A topic with which I developed an obsession in my last few years at Endeca is understanding how to predict query difficulty and performance–performance in the information retrieval sense meaning results quality, not computational efficiency. If only we knew how well a search engine would do–or did–in meeting the user’s information need, we might adapt the user experience to reflect our degree of confidence.
I was particularly interested in work related to the query clarity score initially proposed by Steve Cronen-Townsend, Yun Zhou, and Bruce Croft in a 2002 paper entitled “Predicting Query Performance“. But there is a wide variety of work in this area, including methods to predict performance either before or after results retrieval.
Happily, Claudia Hauff just published a dissertation on this topic, entitled “Predicting the Effectiveness of Queries and Retrieval Systems“. It is very well written, and I recommend it to anyone interested in learning more about this subject. She presents not only her own original research, but also a comprehensive analysis of others’ efforts.
Here is an excerpt from the abstract:
In this thesis we consider users’ attempts to express their information needs through queries, or search requests and try to predict whether those requests will be of high or low quality.
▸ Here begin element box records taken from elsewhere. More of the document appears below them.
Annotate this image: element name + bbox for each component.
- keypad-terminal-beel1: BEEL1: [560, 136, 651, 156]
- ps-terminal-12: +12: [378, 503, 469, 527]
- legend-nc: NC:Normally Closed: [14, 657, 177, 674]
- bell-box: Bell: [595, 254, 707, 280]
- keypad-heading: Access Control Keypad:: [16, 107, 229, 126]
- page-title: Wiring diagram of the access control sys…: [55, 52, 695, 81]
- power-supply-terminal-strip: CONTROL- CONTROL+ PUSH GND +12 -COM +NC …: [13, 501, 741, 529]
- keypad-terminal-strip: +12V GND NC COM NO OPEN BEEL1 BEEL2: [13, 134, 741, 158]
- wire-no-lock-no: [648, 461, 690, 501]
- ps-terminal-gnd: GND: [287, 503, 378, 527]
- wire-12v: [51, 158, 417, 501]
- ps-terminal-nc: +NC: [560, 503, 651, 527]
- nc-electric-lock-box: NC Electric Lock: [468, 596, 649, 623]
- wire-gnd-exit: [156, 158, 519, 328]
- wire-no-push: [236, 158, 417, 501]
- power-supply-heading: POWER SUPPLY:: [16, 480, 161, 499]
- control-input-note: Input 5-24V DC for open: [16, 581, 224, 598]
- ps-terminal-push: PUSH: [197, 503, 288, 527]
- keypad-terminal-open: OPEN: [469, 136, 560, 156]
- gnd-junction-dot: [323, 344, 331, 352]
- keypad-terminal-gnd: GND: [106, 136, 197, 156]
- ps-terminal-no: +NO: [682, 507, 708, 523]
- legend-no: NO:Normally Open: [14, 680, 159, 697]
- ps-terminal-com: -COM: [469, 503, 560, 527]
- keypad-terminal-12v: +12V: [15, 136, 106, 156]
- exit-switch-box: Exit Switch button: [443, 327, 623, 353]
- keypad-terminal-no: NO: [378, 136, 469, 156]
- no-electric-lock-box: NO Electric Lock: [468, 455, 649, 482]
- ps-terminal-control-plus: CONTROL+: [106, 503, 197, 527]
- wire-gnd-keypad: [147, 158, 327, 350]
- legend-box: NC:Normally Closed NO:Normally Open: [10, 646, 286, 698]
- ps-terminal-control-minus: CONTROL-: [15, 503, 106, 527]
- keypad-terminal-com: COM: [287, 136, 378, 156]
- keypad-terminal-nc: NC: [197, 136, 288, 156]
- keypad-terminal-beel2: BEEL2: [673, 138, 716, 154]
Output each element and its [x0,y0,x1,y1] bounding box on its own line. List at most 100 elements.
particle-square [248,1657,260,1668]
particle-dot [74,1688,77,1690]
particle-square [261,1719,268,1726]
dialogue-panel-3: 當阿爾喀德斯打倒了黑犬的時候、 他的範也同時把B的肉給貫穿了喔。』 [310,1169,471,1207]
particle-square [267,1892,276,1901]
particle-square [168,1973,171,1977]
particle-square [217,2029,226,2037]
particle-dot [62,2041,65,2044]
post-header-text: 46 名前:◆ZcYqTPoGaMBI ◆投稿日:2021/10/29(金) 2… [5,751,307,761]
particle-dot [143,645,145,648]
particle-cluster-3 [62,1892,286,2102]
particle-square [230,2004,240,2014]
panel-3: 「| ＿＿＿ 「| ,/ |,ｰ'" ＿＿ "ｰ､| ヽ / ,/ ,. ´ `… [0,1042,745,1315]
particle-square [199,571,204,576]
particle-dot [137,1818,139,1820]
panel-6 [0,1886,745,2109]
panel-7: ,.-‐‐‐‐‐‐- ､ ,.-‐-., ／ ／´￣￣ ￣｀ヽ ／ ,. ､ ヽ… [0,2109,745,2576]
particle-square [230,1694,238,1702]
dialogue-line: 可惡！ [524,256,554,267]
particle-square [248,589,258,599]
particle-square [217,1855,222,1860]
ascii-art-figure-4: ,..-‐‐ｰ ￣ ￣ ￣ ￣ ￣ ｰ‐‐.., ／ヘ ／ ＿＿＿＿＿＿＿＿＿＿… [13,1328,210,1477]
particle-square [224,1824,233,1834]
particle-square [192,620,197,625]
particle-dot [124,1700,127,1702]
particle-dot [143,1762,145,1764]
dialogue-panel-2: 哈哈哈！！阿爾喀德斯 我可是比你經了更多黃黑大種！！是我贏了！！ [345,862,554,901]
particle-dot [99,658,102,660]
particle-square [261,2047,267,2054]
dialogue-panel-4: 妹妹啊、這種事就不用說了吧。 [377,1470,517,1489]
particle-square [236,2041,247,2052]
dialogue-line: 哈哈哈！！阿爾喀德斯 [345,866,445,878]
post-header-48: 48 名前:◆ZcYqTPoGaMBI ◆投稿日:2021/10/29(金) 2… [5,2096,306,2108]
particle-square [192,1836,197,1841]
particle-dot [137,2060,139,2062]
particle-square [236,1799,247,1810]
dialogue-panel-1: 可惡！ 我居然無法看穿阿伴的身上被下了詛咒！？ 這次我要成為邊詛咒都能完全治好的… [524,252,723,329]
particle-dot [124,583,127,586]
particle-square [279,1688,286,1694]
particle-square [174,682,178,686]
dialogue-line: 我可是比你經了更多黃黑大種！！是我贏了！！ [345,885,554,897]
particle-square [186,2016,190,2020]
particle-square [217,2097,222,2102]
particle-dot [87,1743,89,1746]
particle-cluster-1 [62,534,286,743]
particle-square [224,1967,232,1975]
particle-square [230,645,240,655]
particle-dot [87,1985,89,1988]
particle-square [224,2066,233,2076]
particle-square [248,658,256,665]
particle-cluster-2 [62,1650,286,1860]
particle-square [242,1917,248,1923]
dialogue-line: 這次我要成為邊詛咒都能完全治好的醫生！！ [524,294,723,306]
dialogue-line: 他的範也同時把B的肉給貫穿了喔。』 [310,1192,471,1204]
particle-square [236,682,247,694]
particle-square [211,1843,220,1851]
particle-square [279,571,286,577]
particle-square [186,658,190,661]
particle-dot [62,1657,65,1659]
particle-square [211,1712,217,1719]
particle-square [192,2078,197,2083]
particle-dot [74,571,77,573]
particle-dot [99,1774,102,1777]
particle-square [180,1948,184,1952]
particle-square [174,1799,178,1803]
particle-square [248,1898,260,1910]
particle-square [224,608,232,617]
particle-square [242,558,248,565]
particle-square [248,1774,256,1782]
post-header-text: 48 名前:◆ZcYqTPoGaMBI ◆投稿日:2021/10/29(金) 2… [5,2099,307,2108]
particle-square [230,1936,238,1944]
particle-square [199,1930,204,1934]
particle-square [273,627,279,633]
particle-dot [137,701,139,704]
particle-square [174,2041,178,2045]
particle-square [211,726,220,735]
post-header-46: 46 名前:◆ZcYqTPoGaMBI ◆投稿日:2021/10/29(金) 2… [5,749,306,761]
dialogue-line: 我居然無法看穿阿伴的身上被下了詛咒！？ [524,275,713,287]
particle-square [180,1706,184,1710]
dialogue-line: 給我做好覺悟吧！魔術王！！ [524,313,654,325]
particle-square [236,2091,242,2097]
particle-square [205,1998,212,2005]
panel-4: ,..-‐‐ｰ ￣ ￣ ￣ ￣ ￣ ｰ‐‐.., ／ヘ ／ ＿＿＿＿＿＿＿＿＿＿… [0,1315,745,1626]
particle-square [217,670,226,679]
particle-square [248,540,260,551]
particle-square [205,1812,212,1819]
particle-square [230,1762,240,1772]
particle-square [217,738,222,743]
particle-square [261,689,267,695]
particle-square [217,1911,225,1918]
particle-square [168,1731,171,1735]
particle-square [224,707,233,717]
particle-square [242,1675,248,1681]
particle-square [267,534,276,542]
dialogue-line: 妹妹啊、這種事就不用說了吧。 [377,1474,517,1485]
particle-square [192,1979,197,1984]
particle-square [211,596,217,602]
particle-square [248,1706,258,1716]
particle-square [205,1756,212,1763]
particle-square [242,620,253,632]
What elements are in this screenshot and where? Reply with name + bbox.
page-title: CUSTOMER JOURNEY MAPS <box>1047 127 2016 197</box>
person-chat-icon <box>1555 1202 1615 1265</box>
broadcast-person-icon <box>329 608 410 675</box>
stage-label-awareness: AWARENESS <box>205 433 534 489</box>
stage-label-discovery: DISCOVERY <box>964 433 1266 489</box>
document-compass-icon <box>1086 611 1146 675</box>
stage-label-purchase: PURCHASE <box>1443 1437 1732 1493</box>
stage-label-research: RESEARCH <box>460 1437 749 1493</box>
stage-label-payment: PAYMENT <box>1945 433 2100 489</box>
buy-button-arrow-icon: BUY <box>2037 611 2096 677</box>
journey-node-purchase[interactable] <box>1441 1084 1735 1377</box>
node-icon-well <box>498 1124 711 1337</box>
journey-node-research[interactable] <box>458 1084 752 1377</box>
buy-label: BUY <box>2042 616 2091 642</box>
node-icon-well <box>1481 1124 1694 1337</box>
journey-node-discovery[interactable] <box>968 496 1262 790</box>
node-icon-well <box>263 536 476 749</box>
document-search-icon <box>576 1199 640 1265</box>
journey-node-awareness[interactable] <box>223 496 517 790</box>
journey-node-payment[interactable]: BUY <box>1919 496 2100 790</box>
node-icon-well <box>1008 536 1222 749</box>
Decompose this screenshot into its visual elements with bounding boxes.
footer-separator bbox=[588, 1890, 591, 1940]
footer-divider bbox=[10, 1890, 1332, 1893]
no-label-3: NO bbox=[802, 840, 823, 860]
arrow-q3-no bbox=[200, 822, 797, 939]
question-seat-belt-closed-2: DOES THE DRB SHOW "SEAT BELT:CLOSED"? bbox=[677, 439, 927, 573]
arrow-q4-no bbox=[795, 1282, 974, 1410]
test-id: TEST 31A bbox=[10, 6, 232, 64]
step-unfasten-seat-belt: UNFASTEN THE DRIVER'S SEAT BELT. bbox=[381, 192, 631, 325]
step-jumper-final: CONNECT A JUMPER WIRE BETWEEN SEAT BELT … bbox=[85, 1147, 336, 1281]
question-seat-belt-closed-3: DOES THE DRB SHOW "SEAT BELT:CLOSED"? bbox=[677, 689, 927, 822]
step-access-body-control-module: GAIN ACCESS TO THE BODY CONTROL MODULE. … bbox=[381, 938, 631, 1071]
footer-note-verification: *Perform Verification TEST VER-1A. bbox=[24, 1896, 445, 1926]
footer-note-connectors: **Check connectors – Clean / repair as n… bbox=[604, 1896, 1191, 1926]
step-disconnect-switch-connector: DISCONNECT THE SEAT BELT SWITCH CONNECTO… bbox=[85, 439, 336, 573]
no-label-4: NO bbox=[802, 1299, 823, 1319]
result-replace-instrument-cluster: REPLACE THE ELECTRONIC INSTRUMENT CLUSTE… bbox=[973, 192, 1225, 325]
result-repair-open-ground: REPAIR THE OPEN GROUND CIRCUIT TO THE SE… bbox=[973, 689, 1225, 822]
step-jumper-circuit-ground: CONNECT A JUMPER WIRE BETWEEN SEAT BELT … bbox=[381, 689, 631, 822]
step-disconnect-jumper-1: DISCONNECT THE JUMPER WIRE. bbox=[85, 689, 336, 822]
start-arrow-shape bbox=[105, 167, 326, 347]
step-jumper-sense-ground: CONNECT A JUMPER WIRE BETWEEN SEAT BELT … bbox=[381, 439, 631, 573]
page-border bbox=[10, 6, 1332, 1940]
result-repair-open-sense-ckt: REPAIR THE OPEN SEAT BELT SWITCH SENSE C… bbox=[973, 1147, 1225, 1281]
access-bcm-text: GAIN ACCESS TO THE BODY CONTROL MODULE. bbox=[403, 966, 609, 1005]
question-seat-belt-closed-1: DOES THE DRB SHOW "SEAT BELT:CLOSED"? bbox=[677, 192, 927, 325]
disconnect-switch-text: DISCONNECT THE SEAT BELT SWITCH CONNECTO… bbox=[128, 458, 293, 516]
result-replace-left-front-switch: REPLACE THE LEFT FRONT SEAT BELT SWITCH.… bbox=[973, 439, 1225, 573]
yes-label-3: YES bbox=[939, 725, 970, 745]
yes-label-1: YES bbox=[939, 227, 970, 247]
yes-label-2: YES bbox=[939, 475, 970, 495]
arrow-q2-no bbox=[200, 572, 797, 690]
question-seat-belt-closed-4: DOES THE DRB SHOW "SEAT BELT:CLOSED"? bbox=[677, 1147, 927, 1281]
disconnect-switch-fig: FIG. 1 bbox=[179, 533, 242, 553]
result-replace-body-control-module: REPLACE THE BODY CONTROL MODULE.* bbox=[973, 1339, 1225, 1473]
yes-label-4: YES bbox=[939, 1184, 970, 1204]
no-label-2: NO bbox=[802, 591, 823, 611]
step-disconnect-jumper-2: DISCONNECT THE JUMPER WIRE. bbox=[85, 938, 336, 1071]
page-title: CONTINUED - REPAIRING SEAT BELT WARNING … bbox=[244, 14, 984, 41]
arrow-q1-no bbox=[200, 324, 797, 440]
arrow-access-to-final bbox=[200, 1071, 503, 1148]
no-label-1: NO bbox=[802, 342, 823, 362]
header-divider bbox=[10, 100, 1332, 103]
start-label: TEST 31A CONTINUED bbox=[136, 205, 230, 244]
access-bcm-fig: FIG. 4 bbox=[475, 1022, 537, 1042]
Intuitively, a query’s quality is determined by the outcome of the query, that is, whether the retrieved search results meet the user’s expectations. The second type of prediction methods under investigation are those which attempt to predict the quality of search systems themselves. Given a number of search systems to consider, these methods estimate how well or how poorly the systems will perform in comparison to each other.
I look forward to seeing researchers continue to build on these results, and I am excited for the day when search engines are more reflective on their own strengths and weakness.